Spurred by EpiPen costs, Clinton pledges to stop ‘excessive’ drug price hikes

Hillary Clinton will announce a plan Friday that aims to stop drug companies from charging “excessive, unjustified” prices to consumers, spurred by the dramatic increases in specific drug prices.

A number of spikes in drug prices have drawn national attention in the last year. Most recently, Mylan, the producer of EpiPen, has come under sharp scrutiny for raising the cost of the lifesaving tool that relaxes muscles in the midst of a severe allergic reaction by 500%.

Clinton, according to an aide, will create a new “drug-pricing consumer response team” that would look to target “unjustified, outlier price increases in long-standing, life-saving treatments.”

The team, according to Clinton’s plan, will “monitor price increases” and have the authority to intervene in the drug market by “supporting alternative manufacturers that enter the market and increase competition, to bring down prices and spur innovation in new treatments.”

The group, which will be made up of federal public health officials, patient advocates and independent experts, will also be able to approve importation of similar drugs from “developed countries with strong safety standards” and penalize drug companies who hike prices.

“Over the past year, we’ve seen far too many examples of drug companies raising prices excessively for long-standing, life-saving treatments with little or no new innovation or R&D,” Clinton said in a statement Friday. “It’s time to move beyond talking about these price hikes and start acting to address them.”

Clinton added that Americans deserve medications “without being burdened by excessive, unjustified costs” and that she is “ready to hold drug companies accountable when they try to put profits ahead of patients, instead of back into research and innovation.”

Clinton has been animated by drug price surges since she launched her campaign in 2015.
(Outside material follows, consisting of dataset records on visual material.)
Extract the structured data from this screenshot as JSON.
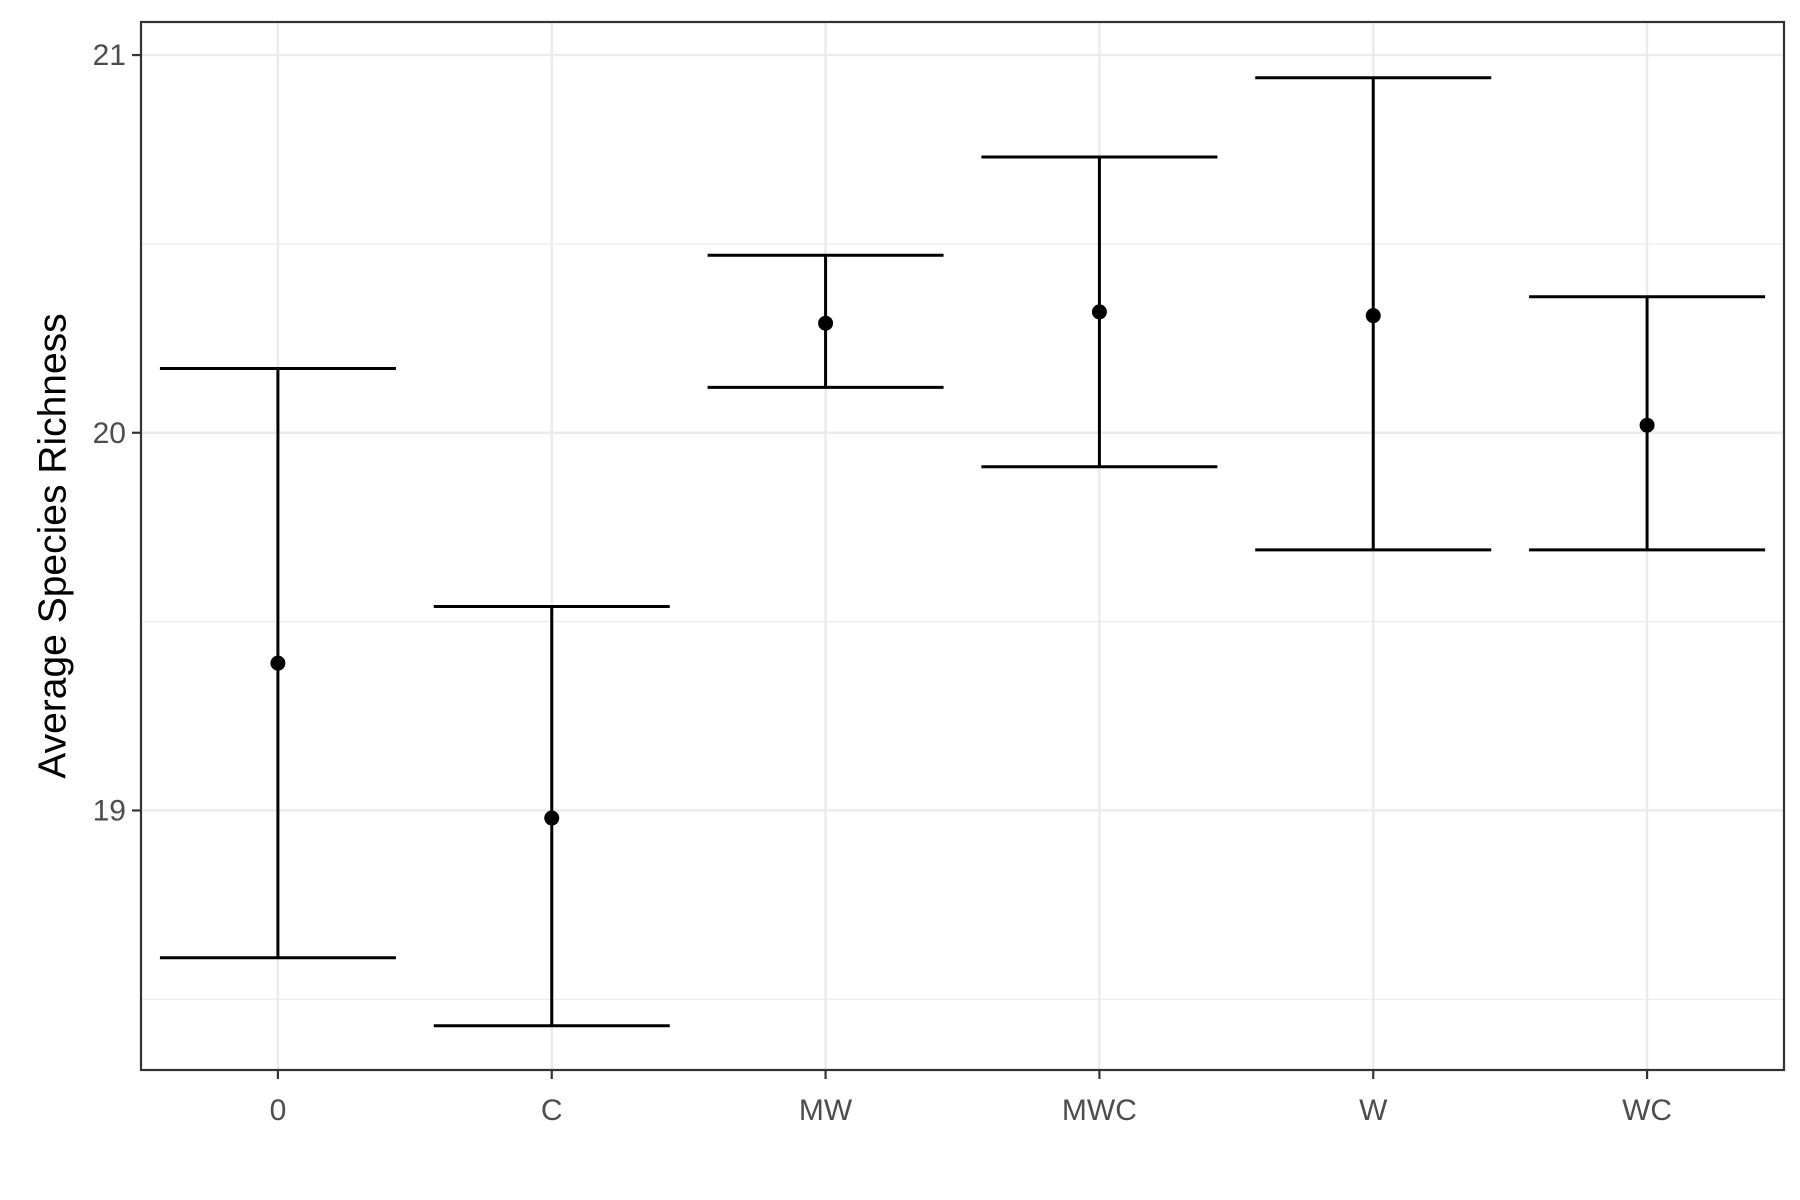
{
  "chart_data": {
    "type": "errorbar",
    "title": "",
    "xlabel": "",
    "ylabel": "Average Species Richness",
    "categories": [
      "0",
      "C",
      "MW",
      "MWC",
      "W",
      "WC"
    ],
    "points": [
      {
        "x": "0",
        "mean": 19.39,
        "lower": 18.61,
        "upper": 20.17
      },
      {
        "x": "C",
        "mean": 18.98,
        "lower": 18.43,
        "upper": 19.54
      },
      {
        "x": "MW",
        "mean": 20.29,
        "lower": 20.12,
        "upper": 20.47
      },
      {
        "x": "MWC",
        "mean": 20.32,
        "lower": 19.91,
        "upper": 20.73
      },
      {
        "x": "W",
        "mean": 20.31,
        "lower": 19.69,
        "upper": 20.94
      },
      {
        "x": "WC",
        "mean": 20.02,
        "lower": 19.69,
        "upper": 20.36
      }
    ],
    "ylim": [
      18.3129,
      21.0875
    ],
    "yticks": [
      19,
      20,
      21
    ],
    "ytick_labels": [
      "19",
      "20",
      "21"
    ],
    "y_minor_ticks": [
      18.5,
      19.5,
      20.5
    ],
    "grid": true,
    "legend": "none",
    "colors": {
      "marks": "#000000",
      "grid": "#ebebeb",
      "panel_border": "#333333",
      "tick_label": "#4d4d4d",
      "background": "#ffffff"
    }
  }
}
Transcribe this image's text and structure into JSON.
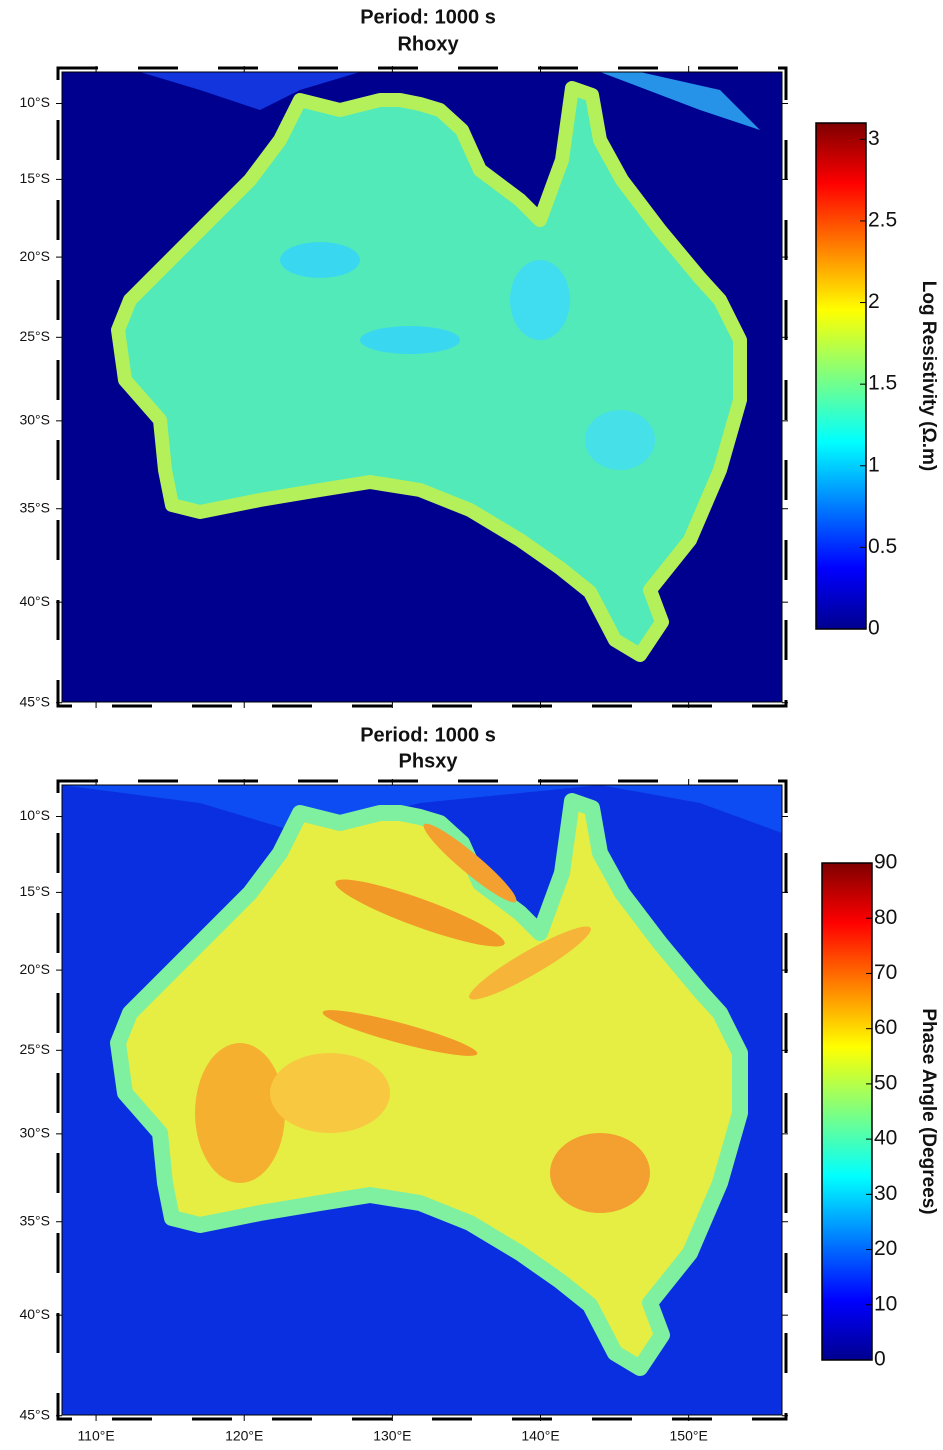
{
  "lonlim": [
    107.7,
    156.3
  ],
  "latlim": [
    -45,
    -7.9
  ],
  "maps": [
    {
      "title": "Period: 1000 s",
      "subtitle": "Rhoxy",
      "latticks": [
        {
          "value": -10,
          "label": "10°S"
        },
        {
          "value": -15,
          "label": "15°S"
        },
        {
          "value": -20,
          "label": "20°S"
        },
        {
          "value": -25,
          "label": "25°S"
        },
        {
          "value": -30,
          "label": "30°S"
        },
        {
          "value": -35,
          "label": "35°S"
        },
        {
          "value": -40,
          "label": "40°S"
        },
        {
          "value": -45,
          "label": "45°S"
        }
      ],
      "colorbar": {
        "label": "Log Resistivity (Ω.m)",
        "lim": [
          0,
          3.1
        ],
        "ticks": [
          0,
          0.5,
          1,
          1.5,
          2,
          2.5,
          3
        ]
      }
    },
    {
      "title": "Period: 1000 s",
      "subtitle": "Phsxy",
      "latticks": [
        {
          "value": -10,
          "label": "10°S"
        },
        {
          "value": -15,
          "label": "15°S"
        },
        {
          "value": -20,
          "label": "20°S"
        },
        {
          "value": -25,
          "label": "25°S"
        },
        {
          "value": -30,
          "label": "30°S"
        },
        {
          "value": -35,
          "label": "35°S"
        },
        {
          "value": -40,
          "label": "40°S"
        },
        {
          "value": -45,
          "label": "45°S"
        }
      ],
      "lonticks": [
        {
          "value": 110,
          "label": "110°E"
        },
        {
          "value": 120,
          "label": "120°E"
        },
        {
          "value": 130,
          "label": "130°E"
        },
        {
          "value": 140,
          "label": "140°E"
        },
        {
          "value": 150,
          "label": "150°E"
        }
      ],
      "colorbar": {
        "label": "Phase Angle (Degrees)",
        "lim": [
          0,
          90
        ],
        "ticks": [
          0,
          10,
          20,
          30,
          40,
          50,
          60,
          70,
          80,
          90
        ]
      }
    }
  ]
}
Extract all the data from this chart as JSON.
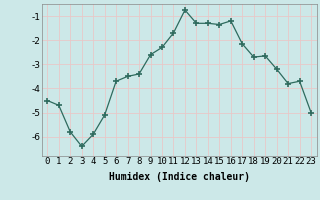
{
  "xlabel": "Humidex (Indice chaleur)",
  "ylabel": "",
  "x": [
    0,
    1,
    2,
    3,
    4,
    5,
    6,
    7,
    8,
    9,
    10,
    11,
    12,
    13,
    14,
    15,
    16,
    17,
    18,
    19,
    20,
    21,
    22,
    23
  ],
  "y": [
    -4.5,
    -4.7,
    -5.8,
    -6.4,
    -5.9,
    -5.1,
    -3.7,
    -3.5,
    -3.4,
    -2.6,
    -2.3,
    -1.7,
    -0.75,
    -1.3,
    -1.3,
    -1.35,
    -1.2,
    -2.15,
    -2.7,
    -2.65,
    -3.2,
    -3.8,
    -3.7,
    -5.0
  ],
  "line_color": "#2e6b5e",
  "marker": "+",
  "marker_size": 4,
  "marker_lw": 1.2,
  "bg_color": "#cce8e8",
  "grid_color": "#e8c8c8",
  "ylim": [
    -6.8,
    -0.5
  ],
  "xlim": [
    -0.5,
    23.5
  ],
  "yticks": [
    -6,
    -5,
    -4,
    -3,
    -2,
    -1
  ],
  "xticks": [
    0,
    1,
    2,
    3,
    4,
    5,
    6,
    7,
    8,
    9,
    10,
    11,
    12,
    13,
    14,
    15,
    16,
    17,
    18,
    19,
    20,
    21,
    22,
    23
  ],
  "label_fontsize": 7,
  "tick_fontsize": 6.5
}
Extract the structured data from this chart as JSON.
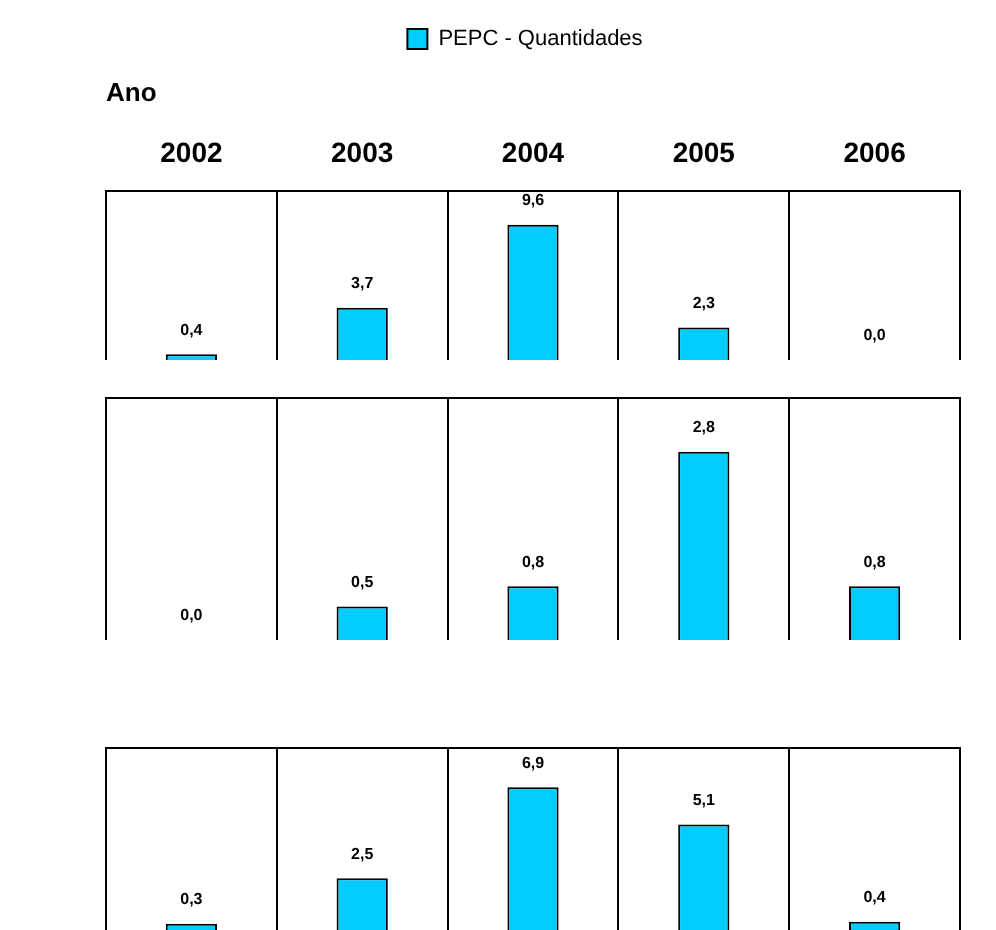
{
  "chart_data": [
    {
      "type": "bar",
      "xlabel": "Ano",
      "categories": [
        "2002",
        "2003",
        "2004",
        "2005",
        "2006"
      ],
      "series": [
        {
          "name": "PEPC - Quantidades",
          "color": "#00ccff",
          "values": [
            0.4,
            3.7,
            9.6,
            2.3,
            0.0
          ],
          "value_labels": [
            "0,4",
            "3,7",
            "9,6",
            "2,3",
            "0,0"
          ]
        }
      ],
      "ylim": [
        0,
        12
      ],
      "tick_labels": "x",
      "grid": "x",
      "legend": "top"
    },
    {
      "type": "bar",
      "categories": [
        "2002",
        "2003",
        "2004",
        "2005",
        "2006"
      ],
      "series": [
        {
          "color": "#00ccff",
          "values": [
            0.0,
            0.5,
            0.8,
            2.8,
            0.8
          ],
          "value_labels": [
            "0,0",
            "0,5",
            "0,8",
            "2,8",
            "0,8"
          ]
        }
      ],
      "ylim": [
        0,
        3.6
      ],
      "tick_labels": false,
      "grid": "x"
    },
    {
      "type": "bar",
      "categories": [
        "2002",
        "2003",
        "2004",
        "2005",
        "2006"
      ],
      "series": [
        {
          "color": "#00ccff",
          "values": [
            0.3,
            2.5,
            6.9,
            5.1,
            0.4
          ],
          "value_labels": [
            "0,3",
            "2,5",
            "6,9",
            "5,1",
            "0,4"
          ]
        }
      ],
      "ylim": [
        0,
        8.8
      ],
      "tick_labels": false,
      "grid": "x"
    }
  ]
}
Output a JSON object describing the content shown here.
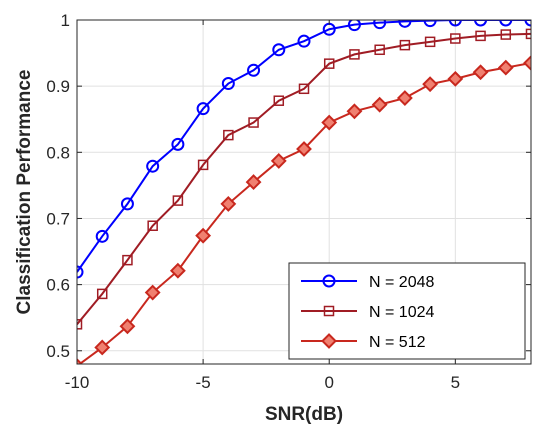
{
  "chart_data": {
    "type": "line",
    "title": "",
    "xlabel": "SNR(dB)",
    "ylabel": "Classification Performance",
    "xlim": [
      -10,
      8
    ],
    "ylim": [
      0.48,
      1.0
    ],
    "x": [
      -10,
      -9,
      -8,
      -7,
      -6,
      -5,
      -4,
      -3,
      -2,
      -1,
      0,
      1,
      2,
      3,
      4,
      5,
      6,
      7,
      8
    ],
    "x_ticks": [
      -10,
      -5,
      0,
      5
    ],
    "x_tick_labels": [
      "-10",
      "-5",
      "0",
      "5"
    ],
    "y_ticks": [
      0.5,
      0.6,
      0.7,
      0.8,
      0.9,
      1.0
    ],
    "y_tick_labels": [
      "0.5",
      "0.6",
      "0.7",
      "0.8",
      "0.9",
      "1"
    ],
    "grid": true,
    "legend_position": "bottom-right",
    "series": [
      {
        "name": "N = 2048",
        "color": "#0000ff",
        "marker": "circle",
        "values": [
          0.619,
          0.673,
          0.722,
          0.779,
          0.812,
          0.866,
          0.904,
          0.924,
          0.955,
          0.968,
          0.986,
          0.993,
          0.996,
          0.998,
          0.999,
          1.0,
          1.0,
          1.0,
          1.0
        ]
      },
      {
        "name": "N = 1024",
        "color": "#a01c24",
        "marker": "square",
        "values": [
          0.54,
          0.586,
          0.637,
          0.689,
          0.727,
          0.781,
          0.826,
          0.845,
          0.878,
          0.896,
          0.934,
          0.948,
          0.955,
          0.962,
          0.967,
          0.972,
          0.976,
          0.978,
          0.979
        ]
      },
      {
        "name": "N = 512",
        "color": "#c8281e",
        "fill": "#f08070",
        "marker": "diamond",
        "values": [
          0.477,
          0.505,
          0.537,
          0.588,
          0.621,
          0.674,
          0.722,
          0.755,
          0.787,
          0.805,
          0.845,
          0.862,
          0.872,
          0.882,
          0.903,
          0.911,
          0.921,
          0.928,
          0.935
        ]
      }
    ]
  }
}
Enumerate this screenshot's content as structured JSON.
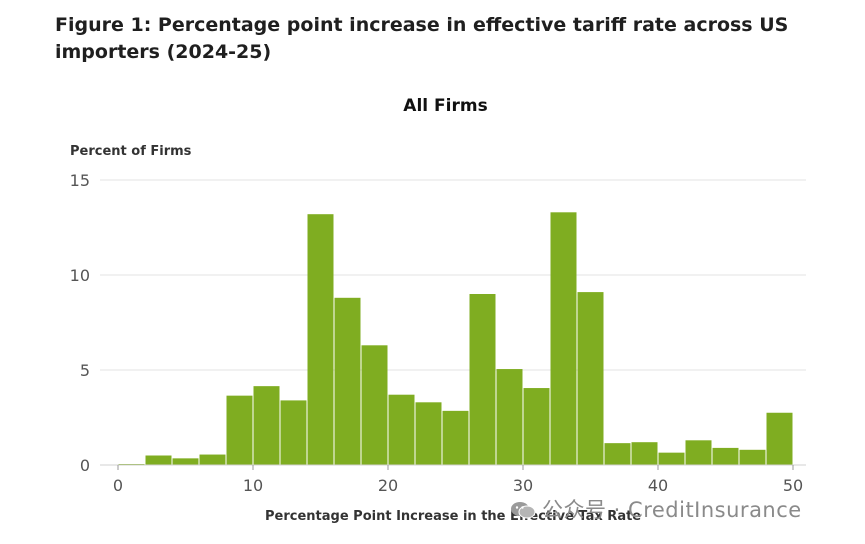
{
  "figure_title": "Figure 1: Percentage point increase in effective tariff rate across US importers (2024-25)",
  "watermark": "公众号 · CreditInsurance",
  "colors": {
    "bar": "#7fad21",
    "grid": "#e3e3e3",
    "tick_text": "#555555"
  },
  "chart_data": {
    "type": "bar",
    "title": "All Firms",
    "xlabel": "Percentage Point Increase in the Effective Tax Rate",
    "ylabel": "Percent of Firms",
    "xlim": [
      0,
      50
    ],
    "ylim": [
      0,
      15
    ],
    "xticks": [
      0,
      10,
      20,
      30,
      40,
      50
    ],
    "yticks": [
      0,
      5,
      10,
      15
    ],
    "grid": true,
    "bin_width": 2,
    "bins": [
      {
        "x0": 0,
        "x1": 2,
        "value": 0.05
      },
      {
        "x0": 2,
        "x1": 4,
        "value": 0.5
      },
      {
        "x0": 4,
        "x1": 6,
        "value": 0.35
      },
      {
        "x0": 6,
        "x1": 8,
        "value": 0.55
      },
      {
        "x0": 8,
        "x1": 10,
        "value": 3.65
      },
      {
        "x0": 10,
        "x1": 12,
        "value": 4.15
      },
      {
        "x0": 12,
        "x1": 14,
        "value": 3.4
      },
      {
        "x0": 14,
        "x1": 16,
        "value": 13.2
      },
      {
        "x0": 16,
        "x1": 18,
        "value": 8.8
      },
      {
        "x0": 18,
        "x1": 20,
        "value": 6.3
      },
      {
        "x0": 20,
        "x1": 22,
        "value": 3.7
      },
      {
        "x0": 22,
        "x1": 24,
        "value": 3.3
      },
      {
        "x0": 24,
        "x1": 26,
        "value": 2.85
      },
      {
        "x0": 26,
        "x1": 28,
        "value": 9.0
      },
      {
        "x0": 28,
        "x1": 30,
        "value": 5.05
      },
      {
        "x0": 30,
        "x1": 32,
        "value": 4.05
      },
      {
        "x0": 32,
        "x1": 34,
        "value": 13.3
      },
      {
        "x0": 34,
        "x1": 36,
        "value": 9.1
      },
      {
        "x0": 36,
        "x1": 38,
        "value": 1.15
      },
      {
        "x0": 38,
        "x1": 40,
        "value": 1.2
      },
      {
        "x0": 40,
        "x1": 42,
        "value": 0.65
      },
      {
        "x0": 42,
        "x1": 44,
        "value": 1.3
      },
      {
        "x0": 44,
        "x1": 46,
        "value": 0.9
      },
      {
        "x0": 46,
        "x1": 48,
        "value": 0.8
      },
      {
        "x0": 48,
        "x1": 50,
        "value": 2.75
      }
    ]
  }
}
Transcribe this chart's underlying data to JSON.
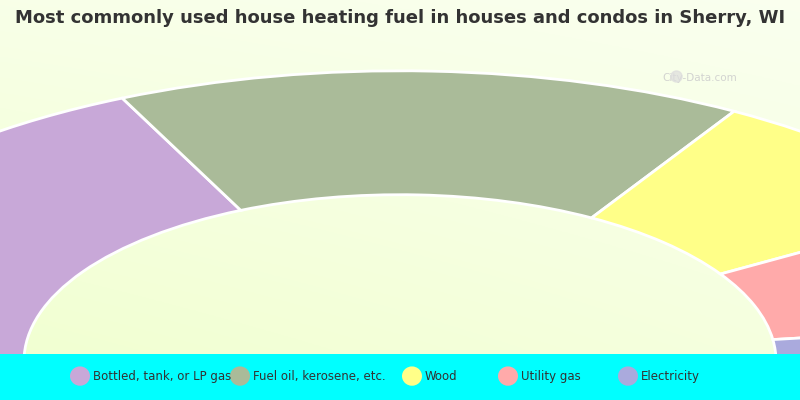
{
  "title": "Most commonly used house heating fuel in houses and condos in Sherry, WI",
  "segments": [
    {
      "label": "Bottled, tank, or LP gas",
      "value": 35,
      "color": "#C8A8D8"
    },
    {
      "label": "Fuel oil, kerosene, etc.",
      "value": 30,
      "color": "#AABB99"
    },
    {
      "label": "Wood",
      "value": 15,
      "color": "#FFFF88"
    },
    {
      "label": "Utility gas",
      "value": 13,
      "color": "#FFAAAA"
    },
    {
      "label": "Electricity",
      "value": 4,
      "color": "#AAAADD"
    }
  ],
  "title_color": "#333333",
  "title_fontsize": 13,
  "legend_fontsize": 8.5,
  "legend_bg": "#00FFFF",
  "watermark": "City-Data.com",
  "bg_left": "#c8e8c8",
  "bg_right": "#e8f8e8",
  "bg_center": "#f5fff5",
  "chart_area_bg": "#d8edd8"
}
In October, Clinton called for a federal probe of Turing, a company that raised the price of Daraprim to $750 a pill from $13.50 after it acquired the drug, and got into a spat with CEO Martin Shkreli.

Clinton accused Shkreli of price gouging and mentioned him in stump speeches. The biotech CEO, who faces two counts of securities fraud and various conspiracy charges for another company, responded to Clinton with “lol” — laugh out loud.

Clinton first weighed in on Mylan raising the price of EpiPen’s in August, calling the increases “outrageous.”

“Over the last several years, Mylan Pharmaceuticals has increased the price of EpiPens by more than 400%,” she said. “That’s outrageous — and it’s just the latest troubling example of a company taking advantage of its consumers.”

Heather Bresch, Mylan’s CEO, is West Virginia Sen. Joe Manchin’s daugher. Manchin is a Clinton supporter.